Lucky Luke tire plus vite que son ombre. À l’instar du cowboy
solitaire, la mienne tend à dégainer plus vite que moi.
Les changements de rythme, ça n’a jamais été mon fort. Un
départ de course de vélo de montagne, ça va plutôt à l’encontre de ma
nature ; passer en une fraction de seconde d’un état d’angoisse passive à
une situation d’accélération sans condition, c’est me faire violence. Certes,
j’ai un bon diesel, mais quand vient le temps de dégainer, bien souvent mon
ombre me devance.
Or, je finis toujours par la rattraper, par l’avoir à
l’usure.
Première course de vélo de montagne en fin de semaine
dernière : C’est encore un peu ce qui s’est produit. Nous étions une
cinquantaine alignés au départ, moi dans les derniers retranchements. Arrivé
dans les derniers au box de départ, j’ai résisté à l’envie de lutter pour une
position à l’avant du groupe. Ma faiblesse sur route de la semaine dernière (voir
précédent article) m’ayant ôté toute confiance de la perspective d’un départ
canon, j’ai préféré récolter les miettes.

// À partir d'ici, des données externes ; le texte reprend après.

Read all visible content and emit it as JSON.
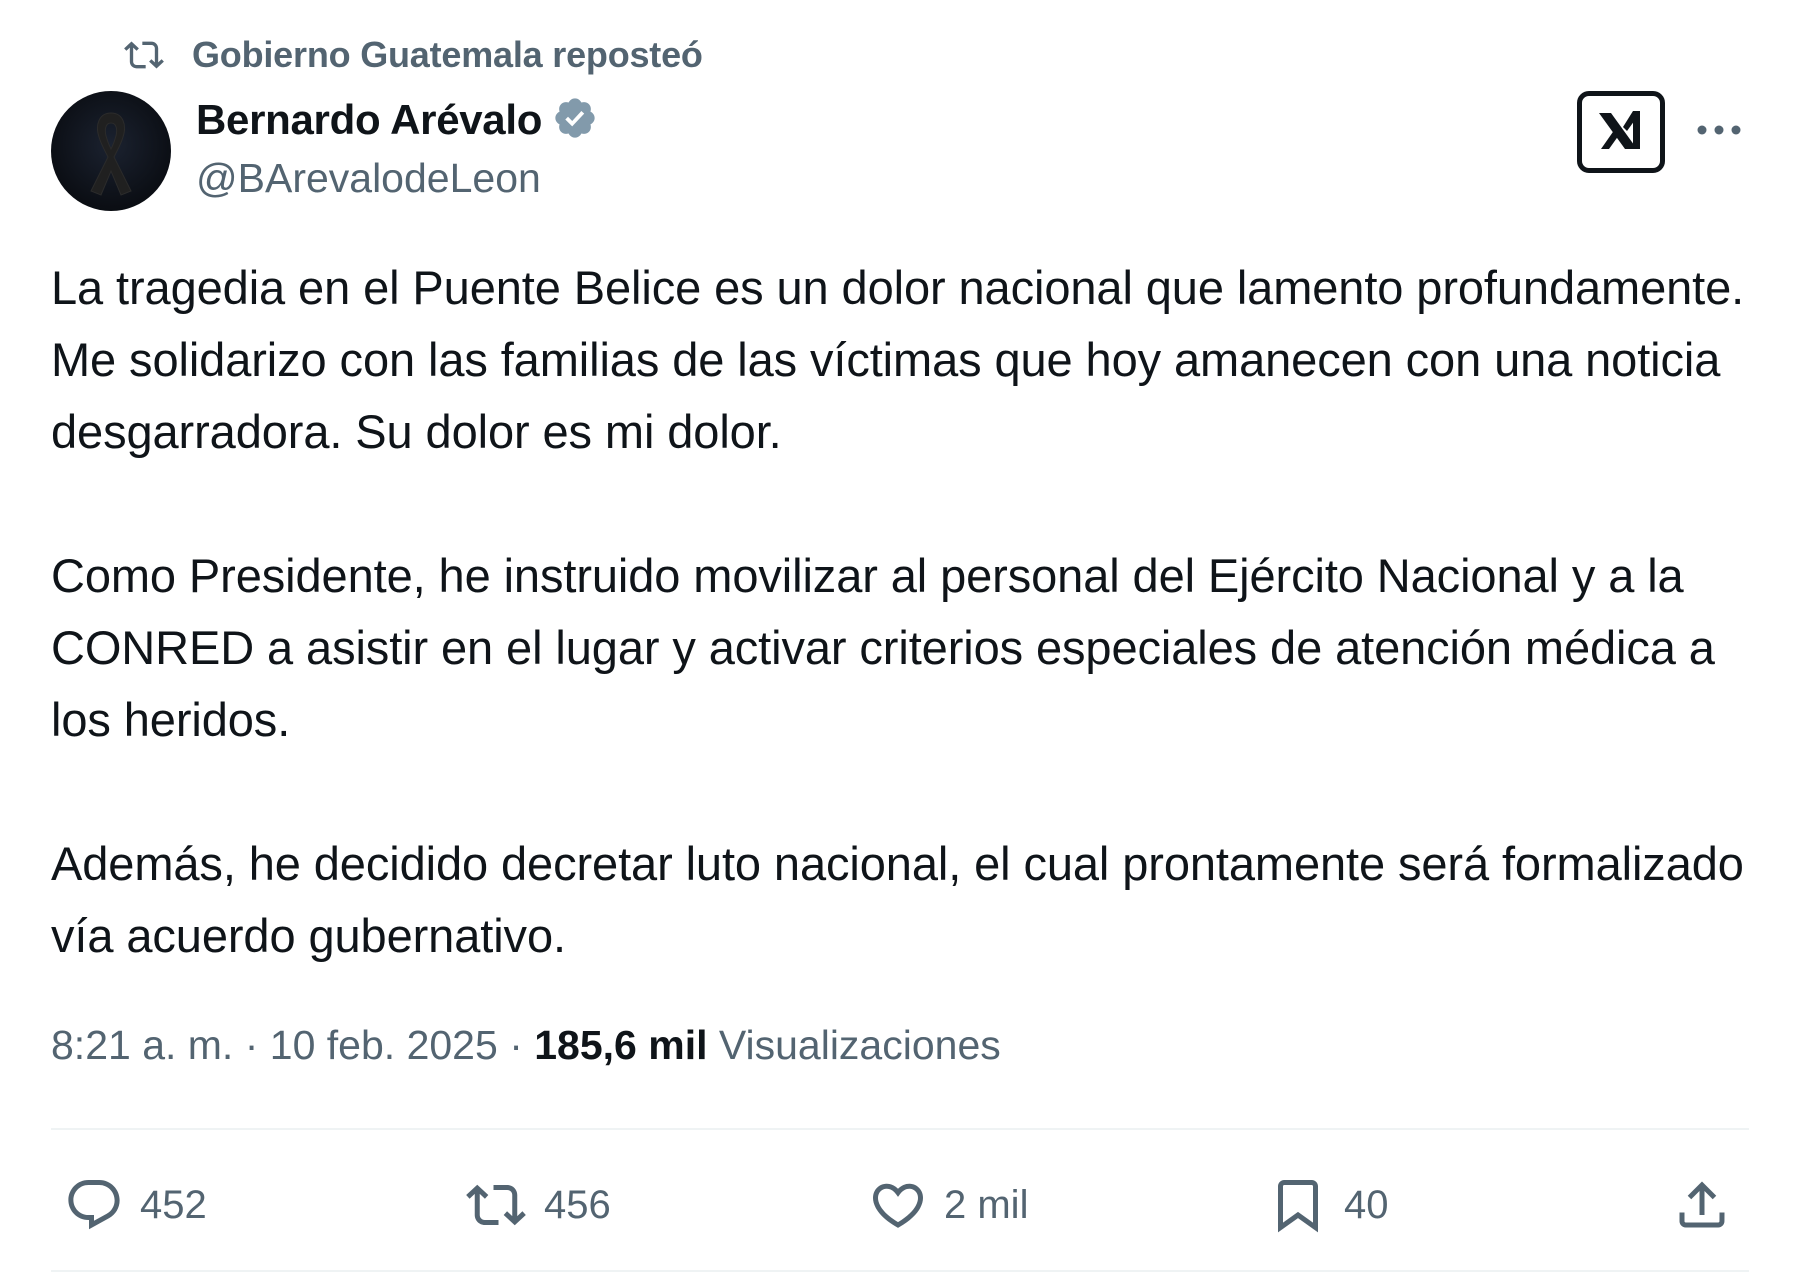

Bien des coureurs allaient tomber en
cours de route, et j’allais les dépasser un à un comme une mouette ramasse une
à une vos miettes de mc do.
Parlant de mc do, j’ai maladroitement fait violence à mon
estomac trop peu de temps avant le départ. Je lui ai confié le double mandat de digérer un
plantureux bagel aux oignons et fromage et d’éviter de le vomir. Disons que j’étais
en proie à quelques rots redondants.
Bien parti dans ma récolte d’erreurs de cadet, pourquoi ne
pas modifier la position d’une de mes calles 30 minutes avant le départ, me
dis-je. Résultat : mon pied est encore plus désaxé qu'avant. J’allais le constater
peu de temps après le départ.
Je n’aime pas sortir une palette d’excuses, mais les astres
ne s’étaient pas alignés en ma faveur.
Le départ est donné, nous nous élançons sur une belle ligne
droite d’un kilomètre avant d’atteindre le premier single track. Une fois
décollé, docilement, le peloton roule deux par deux, sans accident. Moi je
débute ma récolte et dépasse quelques-uns partis un peu trop promptement.
Pour le reste de ce qui allait être une course de
rattrapage, j’allais sans cesse surveiller mon pied mal enligné qui infligeait
une inquiétante tension à mon genou, et lâcher quelques rots au passage.
Point positif : le parcours était fidèle à la
réputation des tracés ontariens : toujours bien agréables à rouler, mais exigeants
en compétition. Très roulants, sinueux, vallonneux et exempts de roches :
ce sont de véritables montagnes russes où il rarement possible de relâcher les
gaz.
Je conclus le tout au quatorzième rang, avec la même
satisfaction que la mouette qui sait qu’elle n’a pas chipé tous vos sandwichs. J’aimerais
bien dire que je serais allé plus vite sans mon genou mal enligné. Nous ne le
saurons jamais.
La course s’est terminée en même temps que la digestion de
mon bagel. Juste à temps pour avaler un lait au chocolat, gracieuseté de l’organisation.
Parlant de l’organisation : j’ai toujours eu un petit
faible pour les épreuves en sol anglophone. L’aspect communautaire des
événements sportifs est toujours bien plaisant : spectateurs toujours au rendez-vous et ambiance bien sociale. Remarquez, en plus des
nombreux encouragements, de joviaux spectateurs s’étaient donné le mandat de pomper l’adrénaline.
Ils avaient installé un système de son qui crachait son rythme juste avant
la descente finale, digne d’une montagne russe.
C’est sans parler l’odeur de hot dogs et de toutes bonnes
choses à saveur de viande grillée, redondante et s’amplifiant à chaque passage
près de l’aire d’arrivée. La mouette en moi en bavait à chaque tour.